I’ve been thinking a lot about how creativity feels like something inside us waiting to overflow—like a mind that grows beyond its boundaries. In one of my recent pieces, I explore that as literally as I can: a vase shaped like an open head, its mouth a jagged rim that bleeds into bloom. That contrast—vessel and flower—is where thought becomes feeling, and private inner life becomes visible emotion.

"VASE" Red & Orange Floral Art Poster
For me, the artwork functions as a kind of symbolic head: open at the top, porous, ready to pour out what lives inside—dreams, memories, sensory fragments I collect over time. The jagged, almost tooth-like rim seems at first like a barrier or a mouth shut tight, but instead of words or aggression, it releases soft petals, tendrils, blooming forms. It’s less a shout than a slow exhale.
I think that rim speaks to the tension between thinking and speaking. The lines are rough, uneven—perhaps a boundary between inner silence and outward expression. But instead of spoken language, what spills is floral speech: delicate, visual poetry that communicates without shouting. The mouth becomes a garden.
This duality—how the inside world becomes outward, and vice versa—is a recurring theme for me. And in this vase-head piece, blooming forms replace speech; softness becomes communication.
Flowers, vines, shapes—they speak in color and movement. They don’t argue. They don’t demand attention. They invite it. The bright reds, oranges, and pastel hues gather around the open vessel in a kind of visual melody, suggesting that vulnerability and gentleness carry their own strength.

I often think about emotional expression in our hyper-stimulated world. Sometimes the expectation is for loudness, for words to carry weight—yet so many of us find safety in softer modes. Here, the mouth in the vase isn’t aggressive—it’s simply absent. And in its absence, it allows flowers to bloom anyway, to speak.
This piece is not about the vessel keeping things in, but about giving shape to what wants to be let out.
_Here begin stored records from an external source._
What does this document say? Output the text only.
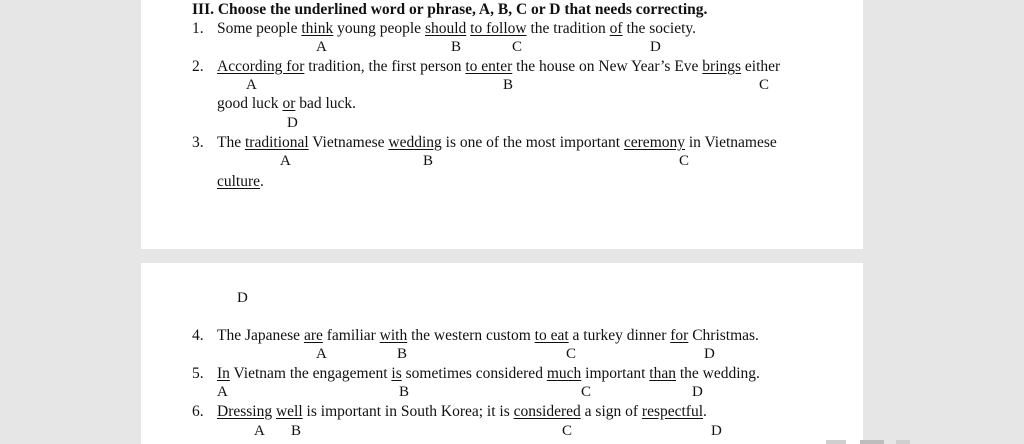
III. Choose the underlined word or phrase, A, B, C or D that needs correcting.
1. Some people think young people should to follow the tradition of the society.
A	B	C	D
2. According for tradition, the first person to enter the house on New Year’s Eve brings either
A	B	C
good luck or bad luck.
D
3. The traditional Vietnamese wedding is one of the most important ceremony in Vietnamese
A	B	C
culture.
D
4. The Japanese are familiar with the western custom to eat a turkey dinner for Christmas.
A	B	C	D
5. In Vietnam the engagement is sometimes considered much important than the wedding.
A	B	C	D
6. Dressing well is important in South Korea; it is considered a sign of respectful.
A B	C	D
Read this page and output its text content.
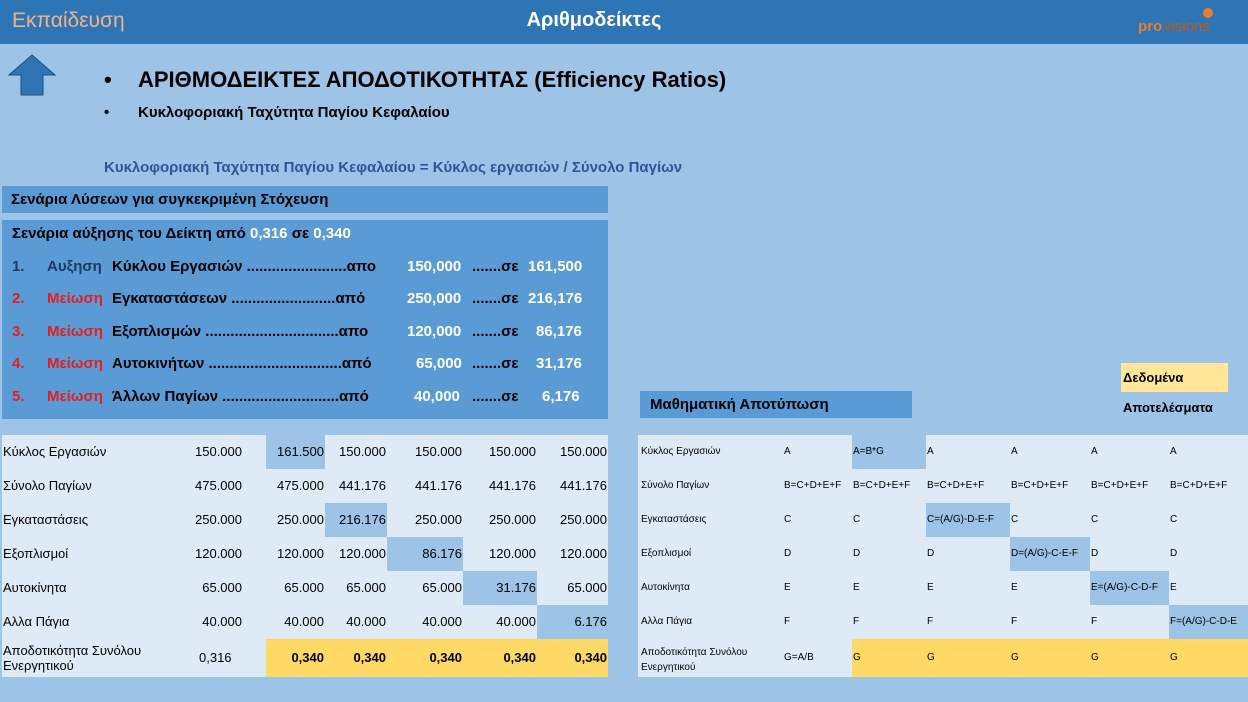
Εκπαίδευση	Αριθμοδείκτες	pro visions
• ΑΡΙΘΜΟΔΕΙΚΤΕΣ ΑΠΟΔΟΤΙΚΟΤΗΤΑΣ (Efficiency Ratios)
• Κυκλοφοριακή Ταχύτητα Παγίου Κεφαλαίου
Κυκλοφοριακή Ταχύτητα Παγίου Κεφαλαίου = Κύκλος εργασιών / Σύνολο Παγίων
Σενάρια Λύσεων για συγκεκριμένη Στόχευση
Σενάρια αύξησης του Δείκτη από 0,316 σε 0,340
1. Αυξηση Κύκλου Εργασιών ........................απο 150,000 .......σε 161,500
2. Μείωση Εγκαταστάσεων .........................από	250,000 .......σε 216,176
3. Μείωση Εξοπλισμών ................................απο	120,000 .......σε 86,176
4. Μείωση Αυτοκινήτων ................................από	65,000 .......σε 31,176
5. Μείωση Άλλων Παγίων ............................από	40,000 .......σε 6,176
Κύκλος Εργασιών	150.000	161.500	150.000	150.000	150.000	150.000
Σύνολο Παγίων	475.000	475.000	441.176	441.176	441.176	441.176
Εγκαταστάσεις	250.000	250.000	216.176	250.000	250.000	250.000
Εξοπλισμοί	120.000	120.000	120.000	86.176	120.000	120.000
Αυτοκίνητα	65.000	65.000	65.000	65.000	31.176	65.000
Αλλα Πάγια	40.000	40.000	40.000	40.000	40.000	6.176
Αποδοτικότητα Συνόλου
Ενεργητικού
0,316	0,340	0,340	0,340	0,340	0,340
Δεδομένα
Αποτελέσματα
Μαθηματική Αποτύπωση
Κύκλος Εργασιών	A	A=B*G	A	A	A	A
Σύνολο Παγίων	B=C+D+E+F	B=C+D+E+F	B=C+D+E+F	B=C+D+E+F	B=C+D+E+F	B=C+D+E+F
Εγκαταστάσεις	C	C	C=(A/G)-D-E-F	C	C	C
Εξοπλισμοί	D	D	D	D=(A/G)-C-E-F	D	D
Αυτοκίνητα	E	E	E	E	E=(A/G)-C-D-F	E
Αλλα Πάγια	F	F	F	F	F	F=(A/G)-C-D-E
Αποδοτικότητα Συνόλου
Ενεργητικού
G=A/B	G	G	G	G	G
It’s a physical rendering of how creativity often rushes out when we create space for it. The jagged rim is imperfect, open, and somehow protective—a paradox that feels deeply honest to me. It says: “I may be fractured, but I allow emergence.”
Visually, the vase fills almost the entire frame, and the flowers expand to touch the edges. There’s a fullness to it—not overwhelming, but balanced. It’s intentional: the vessel and what emerges should feel connected, inseparable. I want it to feel alive, breathing, layered.
The gentle curves and rhythmic shapes speak to how emotional life isn’t always linear—it’s haptic, cyclical, intuitive. The open head becomes a metaphor for emotional receptivity and release. It’s a reminder that what we hold inside can transform into something generous, beautiful, and healing—even when our edges feel rough.